Malawi Revenue Authority (MRA) says it expects to bring more Malawians and small and medium enterprises into the tax net to widen the tax base and promote a fair taxation system.
Speaking in Blantyre on Wednesday during a media interaction, MRA commissioner general John Biziwick said the tax collection agency has 33 143 active taxpayers of whom only 2.5 percent of the 1.14 million small businesses are tax compliant.
He said: “We are trying to widen the tax base so that more people are in the tax net in terms of registration, filing and payment.
“We have put several initiatives to do this, including the implementation of the Msonkho online, which is an integrated tax administration system to enable us to get hold of people who are outside the tax net.”
While observing that most local businesses remain largely untaxed with employees heavily taxed, Biziwick said MRA is also banking on the block management system rolled out last year to help broaden the tax base to meet its domestic revenue targets.
“With these and certain compliance tools which we are employing such as the tax clearance certificate and withholding tax exemption certificate, we are hopeful that we will enhance compliance on the part of taxpayers and help boost domestic revenue mobilisation,” he said.
Biziwick said MRA is positive about beating its revenue target this financial year since the revenue collection agency beat its target for the first month by collecting K130.46 billion against K124.75 billion.
Reacting to the development, tax expert Emmanuel Kaluluma, a senior tax consultant at EK Tax Consultants, said in an interview on Wednesday that improving tax compliance will require an overhaul in the way tax issues are handled.

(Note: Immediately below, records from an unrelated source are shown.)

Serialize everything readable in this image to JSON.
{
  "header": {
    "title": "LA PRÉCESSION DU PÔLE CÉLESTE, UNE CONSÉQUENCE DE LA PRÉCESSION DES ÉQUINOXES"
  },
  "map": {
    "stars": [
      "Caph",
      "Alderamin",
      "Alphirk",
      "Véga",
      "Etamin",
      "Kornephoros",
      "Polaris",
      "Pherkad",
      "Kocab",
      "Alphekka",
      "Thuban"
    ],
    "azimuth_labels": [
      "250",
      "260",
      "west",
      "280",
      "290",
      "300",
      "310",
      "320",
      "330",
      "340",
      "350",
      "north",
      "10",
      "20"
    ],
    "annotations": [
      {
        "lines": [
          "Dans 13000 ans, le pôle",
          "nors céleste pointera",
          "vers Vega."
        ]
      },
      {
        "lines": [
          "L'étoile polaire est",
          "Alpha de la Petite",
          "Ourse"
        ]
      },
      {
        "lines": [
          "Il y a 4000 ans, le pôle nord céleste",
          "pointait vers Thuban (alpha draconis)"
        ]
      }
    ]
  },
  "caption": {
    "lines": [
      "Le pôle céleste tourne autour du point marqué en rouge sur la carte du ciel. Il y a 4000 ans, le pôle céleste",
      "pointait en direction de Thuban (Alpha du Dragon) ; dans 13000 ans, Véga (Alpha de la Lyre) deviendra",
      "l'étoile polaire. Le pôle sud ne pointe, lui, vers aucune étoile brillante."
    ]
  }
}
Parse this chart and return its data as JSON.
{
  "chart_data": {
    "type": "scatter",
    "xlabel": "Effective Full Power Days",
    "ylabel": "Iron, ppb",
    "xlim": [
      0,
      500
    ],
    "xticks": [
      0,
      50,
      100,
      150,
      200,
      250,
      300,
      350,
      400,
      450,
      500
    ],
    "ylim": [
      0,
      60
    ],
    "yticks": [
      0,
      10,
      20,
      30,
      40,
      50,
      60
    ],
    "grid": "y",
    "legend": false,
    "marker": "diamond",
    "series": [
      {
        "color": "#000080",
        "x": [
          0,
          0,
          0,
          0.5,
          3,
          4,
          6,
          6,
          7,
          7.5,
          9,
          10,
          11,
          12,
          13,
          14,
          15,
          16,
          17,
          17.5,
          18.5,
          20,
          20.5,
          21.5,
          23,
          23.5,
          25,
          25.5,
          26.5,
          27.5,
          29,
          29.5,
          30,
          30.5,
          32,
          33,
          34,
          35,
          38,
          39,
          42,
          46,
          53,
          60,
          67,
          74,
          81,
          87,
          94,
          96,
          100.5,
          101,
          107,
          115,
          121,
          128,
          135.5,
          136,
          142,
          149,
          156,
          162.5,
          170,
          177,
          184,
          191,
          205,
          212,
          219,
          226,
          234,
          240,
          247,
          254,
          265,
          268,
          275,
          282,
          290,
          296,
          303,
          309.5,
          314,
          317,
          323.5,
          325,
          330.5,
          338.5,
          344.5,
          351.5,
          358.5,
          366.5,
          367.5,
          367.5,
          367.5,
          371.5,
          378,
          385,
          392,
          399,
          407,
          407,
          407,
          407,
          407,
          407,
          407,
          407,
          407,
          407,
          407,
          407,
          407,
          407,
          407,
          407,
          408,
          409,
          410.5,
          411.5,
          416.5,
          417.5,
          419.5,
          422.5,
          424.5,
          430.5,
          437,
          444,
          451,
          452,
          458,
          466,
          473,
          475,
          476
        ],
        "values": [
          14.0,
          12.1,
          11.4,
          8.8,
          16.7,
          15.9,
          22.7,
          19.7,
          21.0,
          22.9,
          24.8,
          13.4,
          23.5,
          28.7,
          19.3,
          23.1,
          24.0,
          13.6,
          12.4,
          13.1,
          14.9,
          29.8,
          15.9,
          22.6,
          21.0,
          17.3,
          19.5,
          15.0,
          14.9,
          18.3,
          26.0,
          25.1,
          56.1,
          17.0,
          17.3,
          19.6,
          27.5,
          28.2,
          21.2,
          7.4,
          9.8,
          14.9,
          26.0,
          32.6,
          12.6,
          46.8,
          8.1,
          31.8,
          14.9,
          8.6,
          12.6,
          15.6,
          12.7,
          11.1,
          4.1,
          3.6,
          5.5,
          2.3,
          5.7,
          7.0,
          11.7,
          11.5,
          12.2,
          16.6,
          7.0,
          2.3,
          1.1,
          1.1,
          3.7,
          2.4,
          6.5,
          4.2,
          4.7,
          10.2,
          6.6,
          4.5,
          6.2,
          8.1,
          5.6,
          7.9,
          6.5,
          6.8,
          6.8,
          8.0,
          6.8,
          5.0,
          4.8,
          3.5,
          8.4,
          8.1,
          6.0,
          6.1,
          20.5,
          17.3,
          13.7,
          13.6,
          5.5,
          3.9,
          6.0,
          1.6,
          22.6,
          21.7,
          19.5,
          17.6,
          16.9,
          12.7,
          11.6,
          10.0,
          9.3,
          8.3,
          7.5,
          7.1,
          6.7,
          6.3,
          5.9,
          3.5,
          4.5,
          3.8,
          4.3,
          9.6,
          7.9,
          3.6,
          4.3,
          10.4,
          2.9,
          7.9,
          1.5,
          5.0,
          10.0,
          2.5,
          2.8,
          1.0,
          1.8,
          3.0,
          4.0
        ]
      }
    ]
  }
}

He said: “The challenge we have seen over the years is that corruption has been pronounced and corruption does not sit well with voluntary tax compliance.
“We need to make sure that the general feeling that tax officials are corrupt is eliminated.”
In the 2022/23 financial year, Treasury projects total revenues and grants at K1.956 trillion representing 17.2 percent of gross domestic product (GDP).
Of the K1.956 trillion, domestic revenues are estimated at K1.636 trillion, of which tax revenues are estimated at K1.528 trillion while non-tax revenues is estimated at K107.8 billion.
In its recent report titled ‘Innovation in Tax Compliance’, the World Bank advised the Malawi Government to be innovative in its tax system to overcome persistent technical, political and social barriers to improve tax compliance and broaden domestic revenue.